一般的建议是, 在nginx的机器上同时安装Collectd和collectd_exporter, 然后将数据导出到Prometheus(一般位于第三方服务器), 再从Grafana读取Prometheus中的数据.

1, 配置nginx

安装Nginx的过程此处略过, 我们需要确定一下Nginx安装了http_stub_status_module.

$ sudo nginx -V | grep http_sub_status
nginx version: nginx/1.14.0
built by gcc 4.8.5 20150623 (Red Hat 4.8.5-28) (GCC)
built with OpenSSL 1.0.2k-fips  26 Jan 2017
TLS SNI support enabled
configure arguments: --user=nginx --group=nginx --prefix=/usr/local/nginx --conf-path=...

配置Nginx启用该module

location /nginx_status {
    stub_status on;
    access_log off;
    allow 127.0.0.1;
    deny all;
}

然后便可以通过http://ip/nginx_status来获取相关状态信息.

$ curl http://127.0.0.1/nginx_status
Active connections: 29
server accepts handled requests
 17750380 17750380 6225361
Reading: 0 Writing: 1 Waiting: 28

2, 安装Collectd

Collectd建议是安装在跟Nginx同一台主机上, 然后只收集此台主机的meteric.

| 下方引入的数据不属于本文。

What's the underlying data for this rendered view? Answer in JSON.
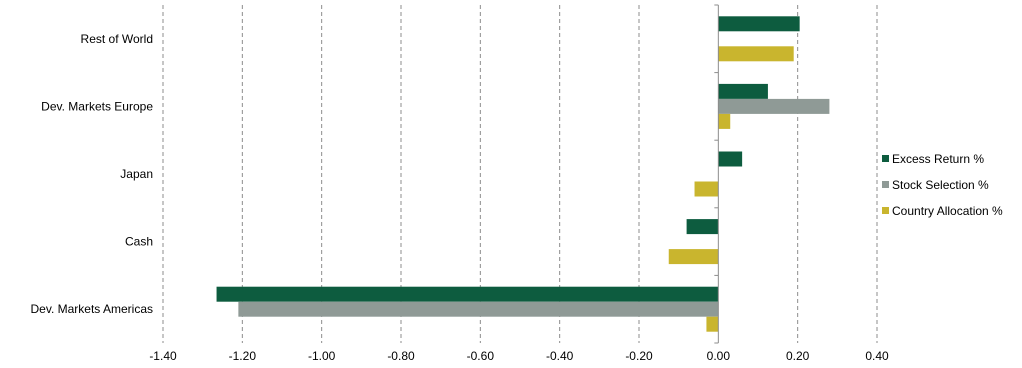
{
  "chart_data": {
    "type": "bar",
    "orientation": "horizontal",
    "categories": [
      "Rest of World",
      "Dev. Markets Europe",
      "Japan",
      "Cash",
      "Dev. Markets Americas"
    ],
    "series": [
      {
        "name": "Excess Return %",
        "color": "#0d5c3f",
        "values": [
          0.205,
          0.125,
          0.06,
          -0.08,
          -1.265
        ]
      },
      {
        "name": "Stock Selection %",
        "color": "#8f9a96",
        "values": [
          0.0,
          0.28,
          0.0,
          0.0,
          -1.21
        ]
      },
      {
        "name": "Country Allocation %",
        "color": "#c9b52e",
        "values": [
          0.19,
          0.03,
          -0.06,
          -0.125,
          -0.03
        ]
      }
    ],
    "xlim": [
      -1.4,
      0.4
    ],
    "xticks": [
      "-1.40",
      "-1.20",
      "-1.00",
      "-0.80",
      "-0.60",
      "-0.40",
      "-0.20",
      "0.00",
      "0.20",
      "0.40"
    ],
    "grid": true,
    "legend_position": "right"
  }
}
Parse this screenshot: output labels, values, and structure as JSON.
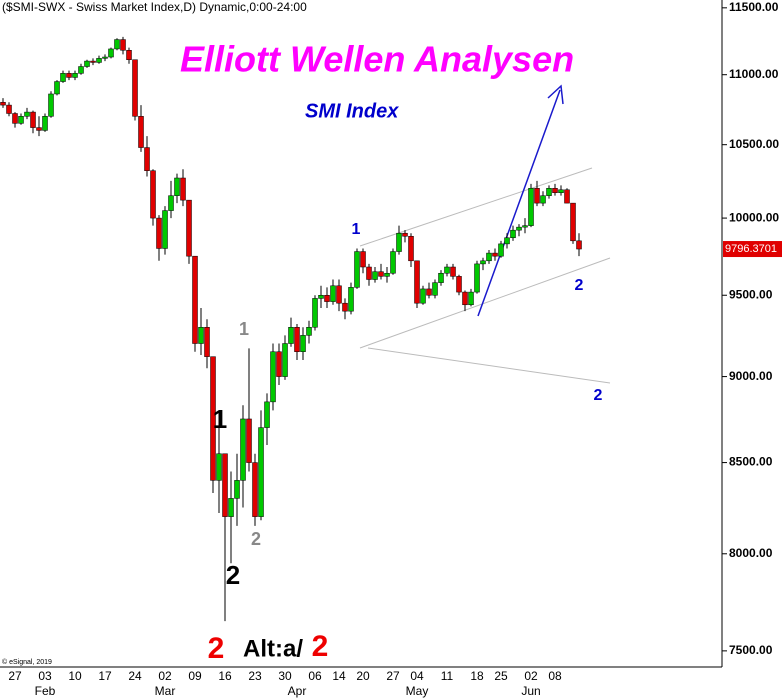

$ yum install epel-release
$ yum install collectd collectd-nginx

$ vim /etc/collectd.conf       #修改如下选项, 这里我添加了CPU/内存的相关配置, 如果不需要可以自行去掉

LoadPlugin cpu
LoadPlugin memory
LoadPlugin write_http

<Plugin cpu>
  ReportByCpu true
  ReportByState true
  ValuesPercentage true
</Plugin>

<Plugin memory>
        ValuesAbsolute true
        ValuesPercentage false
</Plugin>

<Plugin write_http>
  <Node "collectd_exporter">
    URL "http://127.0.0.1:9103/collectd-post"
    Format "JSON"
    StoreRates false
  </Node>
</Plugin>

这里部分文档来自于collectd_exporter.

$ vim /etc/collectd.d/nginx.conf  #修改如下选项

LoadPlugin nginx                  #LoadPlugin语句在这里
<Plugin "nginx">
    URL "http://localhost/nginx_status"
</Plugin>

然后启动服务

$ sudo systemctl restart collectd && \
sudo systemctl status collectd

$ sudo systemctl enable collectd

3, 安装collectd_exporter

collectd_exporter的作用是把收到到的meteric信息, 以JSON的方式传递给Prometheus(被Prometheus抓取). 同样建议是将collectd_exporter安装在Nginx/Collectd同一台机器上.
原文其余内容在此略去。